In the realm of simplistic nonsense, few ideas are more insidious than the claim that you don't need money if you just, well, love each other a whole lot.
This sentiment has lived on despite how one of the top causes of marital tension is money. It also ignores the overwhelming financial stresses that clobber poor people every day.
And as for how poverty affects children, well, the data is just too depressing to mention.
And now a study has verified what we all suspected, which is that a family's income level is a better indicator of the overall well-being of children than other factors. The research cuts "against the grain of oft-stated public opinions on traditional family composition," which is a nice way of saying that being married doesn't matter much when it comes to raising kids. Having bucks is vastly more important.
For example, the study found that just 9 percent of children from the lowest income bracket go on to earn college diplomas. But 77 percent of children raised in the top quarter of income eventually graduate college.
Take a look again at those numbers. They basically say that if you come from a poor family, you almost certainly won't go past high school. But if your parents are somewhat well-to-do, you have a great shot at snagging at least a BA.
The researchers believe that richer parents -- whether they are married, divorced or single -- can afford to provide their kids with certain advantages, like the best pre-schools, trips abroad and extracurricular activities.
Hispanic parents often do not have the financial ability to offer their children such resources. So while our strong familial bonds help kids develop into responsible adults, it is no match for the dollars that rich people can spend on their offspring, who will almost inevitably do better in life.
Of course, a rugged individualist is bound to say, "Tell those lazy Latinos to work harder and get out of poverty."
And this brings us back to simplistic nonsense.
You see, another study says that "roughly two-thirds of low-income Hispanic children have at least one foreign born parent." This isn't surprising, as recent immigrants are often poor. But what's interesting is that low-income Hispanic children are also more likely to have at least one employed parent, compared to other low-income children. This means Latino immigrant parents are more likely to fall into the category of the working poor.
So Hispanics, especially immigrants, are already working harder than many poor people. And yet they are still broke.
The study points out that poverty hits Latinos disproportionally.
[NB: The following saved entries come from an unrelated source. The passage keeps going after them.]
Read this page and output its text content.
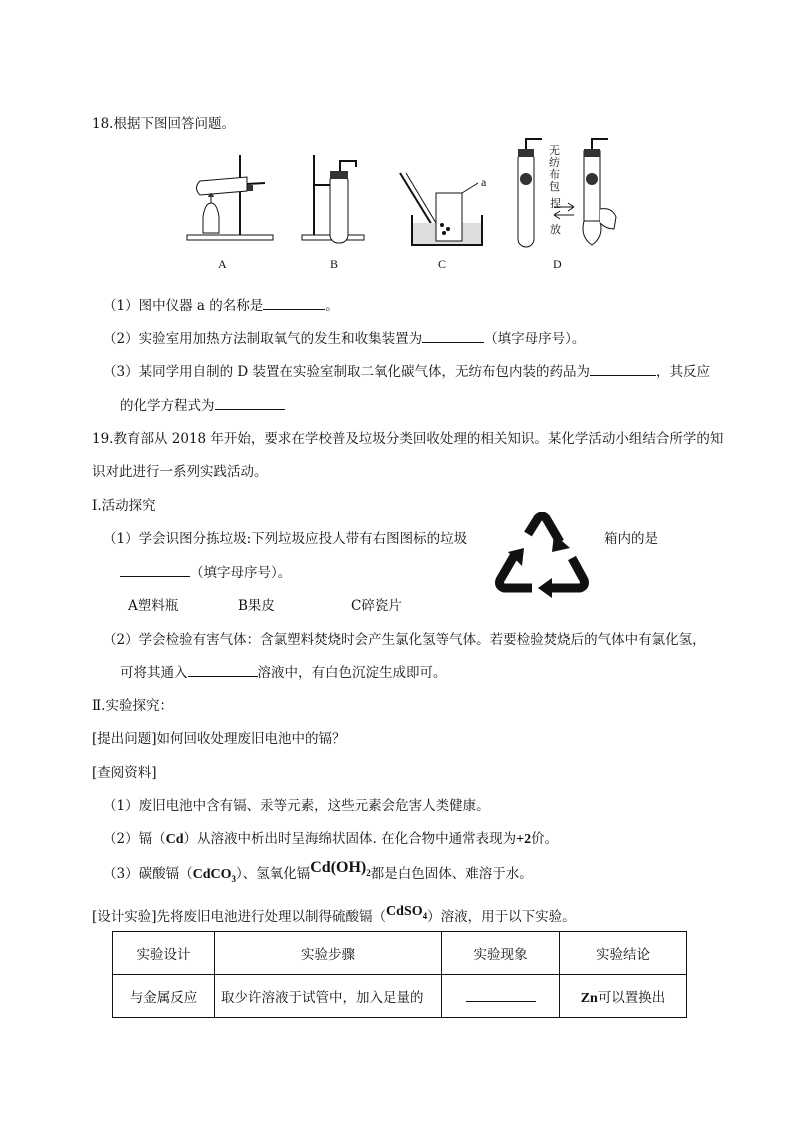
18.根据下图回答问题。
A	B
a
C
无
纺
布
包
捏
放
D
（1）图中仪器 a 的名称是	。
（2）实验室用加热方法制取氧气的发生和收集装置为	（填字母序号）。
（3）某同学用自制的 D 装置在实验室制取二氧化碳气体，无纺布包内装的药品为	，其反应
的化学方程式为
19.教育部从 2018 年开始，要求在学校普及垃圾分类回收处理的相关知识。某化学活动小组结合所学的知
识对此进行一系列实践活动。
I.活动探究
（1）学会识图分拣垃圾:下列垃圾应投人带有右图图标的垃圾	箱内的是
（填字母序号）。
A塑料瓶	B果皮	C碎瓷片
（2）学会检验有害气体：含氯塑料焚烧时会产生氯化氢等气体。若要检验焚烧后的气体中有氯化氢，
可将其通入	溶液中，有白色沉淀生成即可。
Ⅱ.实验探究：
[提出问题]如何回收处理废旧电池中的镉？
[查阅资料]
（1）废旧电池中含有镉、汞等元素，这些元素会危害人类健康。
（2）镉（Cd）从溶液中析出时呈海绵状固体. 在化合物中通常表现为+2价。
（3）碳酸镉（CdCO$_3$）、氢氧化镉$Cd(OH)_2$都是白色固体、难溶于水。
[设计实验]先将废旧电池进行处理以制得硫酸镉（CdSO$_4$）溶液，用于以下实验。
实验设计	实验步骤	实验现象	实验结论
与金属反应	取少许溶液于试管中，加入足量的		Zn可以置换出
In addition, poverty often plays out differently in Hispanic households, in that the influence of extended family and community is stronger, which can be an asset.
However, it can also be a hindrance, in that low-income Latino homes often have different structures than the general population. For example, low-income Hispanics may have to set aside money for elderly parents or for remittances back home, which can cut into funds for childcare.
The study also found that among Latino children with a foreign-born parent, just 36 percent live with parents who are married. But of course, that doesn't matter much, does it?